New Year, New AML and Compliance Approach for Financial Institutions

currency in water, AML

It’s almost 2025, but many businesses are still facing the same old anti-money laundering (AML) and know your customer (KYC) concerns, among other compliance requirements.

With the news that Wise, the money transfer giant, has implemented a European regulator’s recommendations to bolster its AML programs, AML is emerging not merely as a regulatory obligation but as a strategic priority for the year ahead.

Particularly as financial services become increasingly faster and more accessible through technology, the risks of financial crimes are growing just as quickly, and regulators are demanding heightened vigilance.

Against this backdrop, AML which has traditionally been viewed as a cost center — a necessary burden to satisfy regulators — is becoming a cornerstone of competitive differentiation for financial institutions (FIs) in an era where trust is increasingly a marketable asset.

After all, Wise is far from alone. TD Bank reportedly is working to select compliance monitors to track its progress on risk and controls and report to regulators, as ordered by the U.S. government in October; while the U.S. Office of the Comptroller of the Currency (OCC) this past September signed a formal agreement with Wells Fargo to rectify deficiencies in its anti-money laundering (AML) and financial crimes risk management practices.

As a result of its past compliance failures, TD Bank is expected to pay a roughly $3 billion penalty and agree to limits on its growth in the U.S. And government agencies are reportedly also investigating Citigroup’s AML policies and its ties to a sanctioned Russian official.

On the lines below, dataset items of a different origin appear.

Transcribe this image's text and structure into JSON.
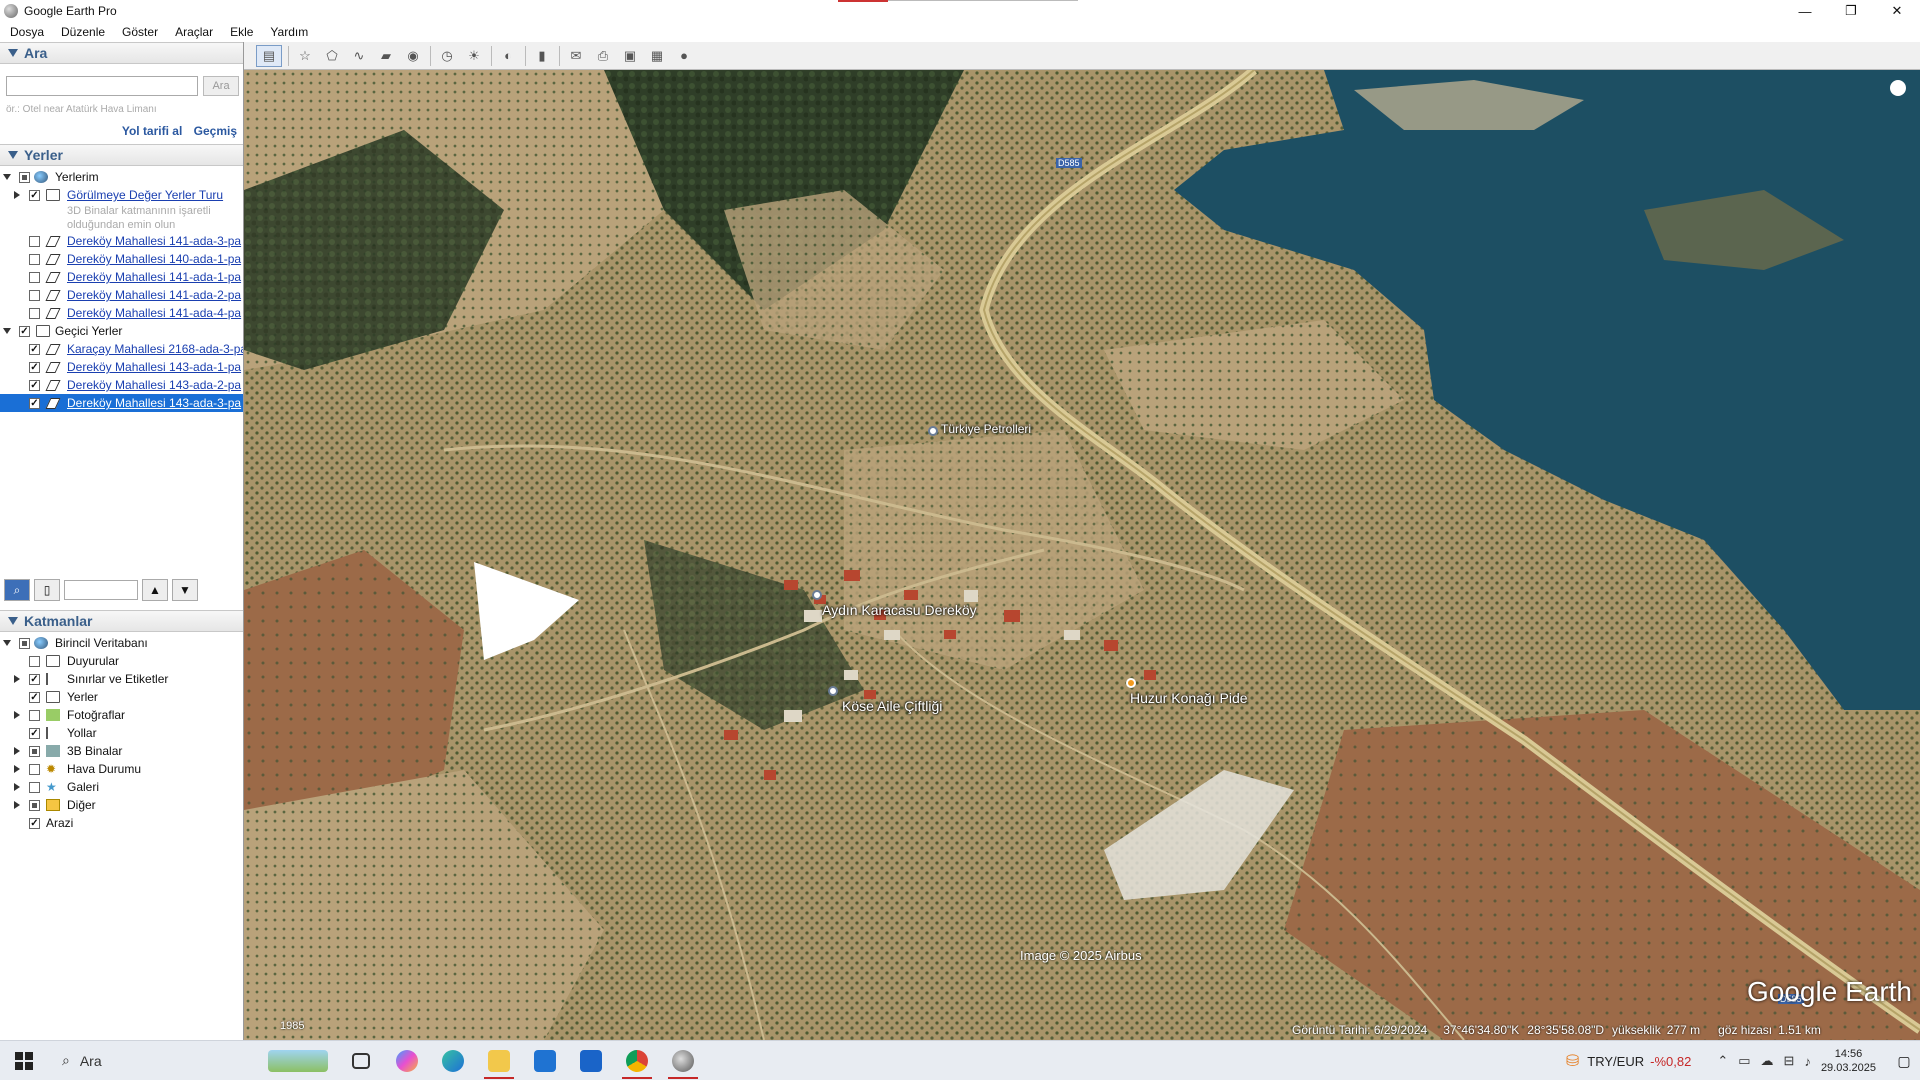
{
  "window": {
    "title": "Google Earth Pro",
    "controls": [
      "—",
      "❐",
      "✕"
    ]
  },
  "menu": [
    "Dosya",
    "Düzenle",
    "Göster",
    "Araçlar",
    "Ekle",
    "Yardım"
  ],
  "search": {
    "header": "Ara",
    "placeholder": "",
    "button": "Ara",
    "hint": "ör.: Otel near Atatürk Hava Limanı",
    "link_directions": "Yol tarifi al",
    "link_history": "Geçmiş"
  },
  "places": {
    "header": "Yerler",
    "items": [
      {
        "label": "Yerlerim"
      },
      {
        "label": "Görülmeye Değer Yerler Turu"
      },
      {
        "label": "3D Binalar katmanının işaretli"
      },
      {
        "label": "olduğundan emin olun"
      },
      {
        "label": "Dereköy Mahallesi 141-ada-3-pa"
      },
      {
        "label": "Dereköy Mahallesi 140-ada-1-pa"
      },
      {
        "label": "Dereköy Mahallesi 141-ada-1-pa"
      },
      {
        "label": "Dereköy Mahallesi 141-ada-2-pa"
      },
      {
        "label": "Dereköy Mahallesi 141-ada-4-pa"
      },
      {
        "label": "Geçici Yerler"
      },
      {
        "label": "Karaçay Mahallesi 2168-ada-3-pa"
      },
      {
        "label": "Dereköy Mahallesi 143-ada-1-pa"
      },
      {
        "label": "Dereköy Mahallesi 143-ada-2-pa"
      },
      {
        "label": "Dereköy Mahallesi 143-ada-3-pa"
      }
    ]
  },
  "layers": {
    "header": "Katmanlar",
    "items": [
      {
        "label": "Birincil Veritabanı"
      },
      {
        "label": "Duyurular"
      },
      {
        "label": "Sınırlar ve Etiketler"
      },
      {
        "label": "Yerler"
      },
      {
        "label": "Fotoğraflar"
      },
      {
        "label": "Yollar"
      },
      {
        "label": "3B Binalar"
      },
      {
        "label": "Hava Durumu"
      },
      {
        "label": "Galeri"
      },
      {
        "label": "Diğer"
      },
      {
        "label": "Arazi"
      }
    ]
  },
  "map": {
    "labels": {
      "petrol": "Türkiye Petrolleri",
      "village": "Aydın Karacasu Dereköy",
      "farm": "Köse Aile Çiftliği",
      "restaurant": "Huzur Konağı Pide",
      "road_d585_a": "D585",
      "road_d585_b": "D585"
    },
    "imagery_credit": "Image © 2025 Airbus",
    "logo": "Google Earth",
    "year": "1985",
    "status": {
      "date": "Görüntü Tarihi: 6/29/2024",
      "lat": "37°46'34.80\"K",
      "lon": "28°35'58.08\"D",
      "elev_label": "yükseklik",
      "elev": "277 m",
      "eye_label": "göz hizası",
      "eye": "1.51 km"
    }
  },
  "taskbar": {
    "search": "Ara",
    "currency": "TRY/EUR",
    "change": "-%0,82",
    "time": "14:56",
    "date": "29.03.2025"
  },
  "colors": {
    "accent": "#1a6fd6",
    "link": "#1a3fb0",
    "section_header": "#3a5f8a",
    "water": "#1d4f63",
    "negative": "#c62828"
  }
}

With 2025 approaching, among the best ways for businesses to avoid penalties that erode both the bottom line and end-user trust is to embrace a proactive approach to AML/KYC. And next-generation technologies and artificial intelligence (AI) tools can help financial institutions detect and prevent AML anomalies better and faster than they ever could before.

Read more: Surging Business Innovation Puts Compliance Role at Center of Growth

The Expanding Scope of AML and Its Impact on Business

AML is no longer just about keeping a banking license but about protecting customers, reputations and the ability to innovate. FIs that don’t invest in sophisticated AML frameworks can face the risk of falling behind not only in compliance but in their ability to serve customers effectively.

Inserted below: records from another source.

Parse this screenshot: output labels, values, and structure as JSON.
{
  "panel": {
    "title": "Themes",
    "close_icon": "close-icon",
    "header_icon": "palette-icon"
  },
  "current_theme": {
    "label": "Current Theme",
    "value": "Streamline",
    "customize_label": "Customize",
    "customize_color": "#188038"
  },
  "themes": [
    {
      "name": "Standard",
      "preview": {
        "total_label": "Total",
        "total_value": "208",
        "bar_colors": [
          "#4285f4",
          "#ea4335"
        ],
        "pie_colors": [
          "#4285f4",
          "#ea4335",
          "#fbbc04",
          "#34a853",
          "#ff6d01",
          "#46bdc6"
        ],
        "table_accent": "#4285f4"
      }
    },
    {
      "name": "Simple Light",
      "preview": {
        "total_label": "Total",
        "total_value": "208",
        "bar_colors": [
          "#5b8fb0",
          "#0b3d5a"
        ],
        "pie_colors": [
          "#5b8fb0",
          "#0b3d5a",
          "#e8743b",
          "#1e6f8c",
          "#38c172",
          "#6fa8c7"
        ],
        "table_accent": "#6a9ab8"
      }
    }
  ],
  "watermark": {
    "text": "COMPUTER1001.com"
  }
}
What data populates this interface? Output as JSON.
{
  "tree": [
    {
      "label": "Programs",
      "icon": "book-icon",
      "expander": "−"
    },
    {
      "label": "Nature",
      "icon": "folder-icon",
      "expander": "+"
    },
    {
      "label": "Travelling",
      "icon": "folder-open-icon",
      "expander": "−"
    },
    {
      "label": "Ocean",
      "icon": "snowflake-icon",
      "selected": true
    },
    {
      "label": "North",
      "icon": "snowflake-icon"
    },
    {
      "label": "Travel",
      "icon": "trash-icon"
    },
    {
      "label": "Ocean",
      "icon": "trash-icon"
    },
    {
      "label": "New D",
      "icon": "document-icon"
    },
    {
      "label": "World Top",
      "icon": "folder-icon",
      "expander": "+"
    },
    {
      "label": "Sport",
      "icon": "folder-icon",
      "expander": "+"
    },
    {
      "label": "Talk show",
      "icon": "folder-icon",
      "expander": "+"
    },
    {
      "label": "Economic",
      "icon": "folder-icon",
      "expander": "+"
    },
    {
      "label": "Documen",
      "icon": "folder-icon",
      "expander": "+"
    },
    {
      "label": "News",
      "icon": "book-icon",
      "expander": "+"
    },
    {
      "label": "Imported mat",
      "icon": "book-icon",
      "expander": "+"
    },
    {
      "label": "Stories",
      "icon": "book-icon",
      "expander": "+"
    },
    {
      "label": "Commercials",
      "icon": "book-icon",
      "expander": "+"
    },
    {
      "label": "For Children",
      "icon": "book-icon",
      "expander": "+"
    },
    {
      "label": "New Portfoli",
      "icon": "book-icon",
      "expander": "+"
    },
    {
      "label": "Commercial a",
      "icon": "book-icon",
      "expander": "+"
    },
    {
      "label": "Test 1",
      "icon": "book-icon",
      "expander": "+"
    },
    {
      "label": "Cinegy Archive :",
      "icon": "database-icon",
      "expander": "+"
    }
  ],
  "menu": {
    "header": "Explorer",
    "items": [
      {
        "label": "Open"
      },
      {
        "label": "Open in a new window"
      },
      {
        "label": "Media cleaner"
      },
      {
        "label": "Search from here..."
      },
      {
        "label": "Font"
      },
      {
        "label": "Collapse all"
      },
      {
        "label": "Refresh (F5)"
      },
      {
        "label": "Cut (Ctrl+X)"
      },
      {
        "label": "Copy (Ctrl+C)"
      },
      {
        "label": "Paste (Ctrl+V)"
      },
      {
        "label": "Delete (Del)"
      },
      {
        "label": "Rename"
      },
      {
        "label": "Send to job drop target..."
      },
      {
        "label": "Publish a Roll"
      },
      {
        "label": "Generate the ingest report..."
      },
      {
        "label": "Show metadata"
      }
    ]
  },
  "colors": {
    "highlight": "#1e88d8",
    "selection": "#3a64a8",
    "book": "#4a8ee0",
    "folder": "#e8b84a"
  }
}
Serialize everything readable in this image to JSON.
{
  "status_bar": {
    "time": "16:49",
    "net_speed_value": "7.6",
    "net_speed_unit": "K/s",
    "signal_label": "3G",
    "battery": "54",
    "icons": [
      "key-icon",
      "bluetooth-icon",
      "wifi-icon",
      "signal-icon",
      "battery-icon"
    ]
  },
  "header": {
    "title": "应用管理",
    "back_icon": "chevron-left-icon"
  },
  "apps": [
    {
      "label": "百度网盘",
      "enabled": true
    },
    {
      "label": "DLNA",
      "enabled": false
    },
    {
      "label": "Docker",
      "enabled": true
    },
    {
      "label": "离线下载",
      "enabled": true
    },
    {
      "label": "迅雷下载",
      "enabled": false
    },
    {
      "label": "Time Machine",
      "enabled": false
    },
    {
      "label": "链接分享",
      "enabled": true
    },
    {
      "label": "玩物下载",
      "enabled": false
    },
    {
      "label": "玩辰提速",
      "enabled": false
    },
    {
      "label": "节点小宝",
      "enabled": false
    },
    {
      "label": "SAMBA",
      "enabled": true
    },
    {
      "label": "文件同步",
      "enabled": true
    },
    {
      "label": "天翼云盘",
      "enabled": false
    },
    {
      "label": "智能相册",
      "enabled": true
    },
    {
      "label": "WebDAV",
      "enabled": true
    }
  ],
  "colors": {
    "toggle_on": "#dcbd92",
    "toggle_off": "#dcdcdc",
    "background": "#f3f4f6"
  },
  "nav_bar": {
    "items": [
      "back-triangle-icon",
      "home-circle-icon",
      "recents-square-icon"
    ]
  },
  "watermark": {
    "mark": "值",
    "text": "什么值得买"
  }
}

The U.S., for example, has indicated that combatting financial crime will remain a bipartisan priority under the incoming Trump administration. And, of course, it isn’t just the U.S. where AML is grabbing headlines. In November, the United Kingdom’s finance regulator fined Metro Bank $21 million for failing to monitor AML risks.

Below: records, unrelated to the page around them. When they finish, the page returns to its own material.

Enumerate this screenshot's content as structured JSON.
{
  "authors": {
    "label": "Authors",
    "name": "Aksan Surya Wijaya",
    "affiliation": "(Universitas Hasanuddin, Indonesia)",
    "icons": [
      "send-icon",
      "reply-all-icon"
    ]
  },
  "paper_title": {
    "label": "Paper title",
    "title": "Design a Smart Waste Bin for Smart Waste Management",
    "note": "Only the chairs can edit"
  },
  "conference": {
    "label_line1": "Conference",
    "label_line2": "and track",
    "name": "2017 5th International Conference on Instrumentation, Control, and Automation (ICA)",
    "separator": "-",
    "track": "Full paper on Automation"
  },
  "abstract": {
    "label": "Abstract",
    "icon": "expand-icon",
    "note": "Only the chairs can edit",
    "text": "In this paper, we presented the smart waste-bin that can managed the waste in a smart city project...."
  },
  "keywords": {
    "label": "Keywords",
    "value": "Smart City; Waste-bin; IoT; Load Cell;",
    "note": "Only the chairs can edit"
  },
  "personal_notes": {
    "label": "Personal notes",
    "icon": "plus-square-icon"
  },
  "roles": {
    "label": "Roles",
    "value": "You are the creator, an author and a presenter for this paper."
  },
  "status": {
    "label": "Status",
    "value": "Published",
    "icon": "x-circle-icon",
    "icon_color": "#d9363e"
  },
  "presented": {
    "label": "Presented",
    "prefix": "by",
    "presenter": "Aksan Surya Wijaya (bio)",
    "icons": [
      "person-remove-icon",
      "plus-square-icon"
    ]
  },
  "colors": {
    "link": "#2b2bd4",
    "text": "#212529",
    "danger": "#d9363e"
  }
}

This regulatory intensity coincides with a wave of technological innovation. Manual processes are no match for the speed and scale of modern financial crime, but AI and machine learning are playing an increasingly central role in AML, enabling FIs to sift through vast amounts of transaction data to identify anomalies in real time.

Seven in 10 FIs are now using AI and machine learning to fend off bad actors, according to the PYMNTS Intelligence and Hawk collaboration, “Financial Institutions Revamping Technologies to Fight Financial Crimes.”

In July, Wolfgang Berner, co-founder and CPO of Hawk, unpacked for PYMNTS the opportunities that large transaction models (LTMs) — generative AI models adapted to financial crime — represent in establishing more robust, accurate and comprehensive detection and prevention mechanisms.

“LTMs see transactions in their entirety without aggregation, maintaining a broad view and understanding language data within transactions, such as reference texts indicating intent,” Berner said.

See also: Partner-Bank POV: Why Third-Party Risk Standards Power Cross-Border Payments

AML and the Financial System of the Future

As PYMNTS’ Karen Webster wrote at the start of September, regulators aren’t shy now about aggressively examining and sanctioning FinTechs and FinTech models. Banks and payments ecosystems reassess FinTech partnerships. Sponsor banks turn down more deals and take longer to look at the ones that they’ll OK in the end.

Looking ahead, AML systems must no longer operate in silos. Integrating these systems with fraud detection, know-your-customer (KYC) and other compliance tools can help to create a unified defense against financial crime.

PYMNTS Intelligence shows that end-user expectations are evolving. The report “Progress and Protection: Balancing Convenience and Security in Digital Banking,” done in collaboration with NCR Voyix, found that 69% prioritize fraud and financial crime protection when selecting a financial institution, with nearly a third (32%) considering this the most critical factor in their decision-making.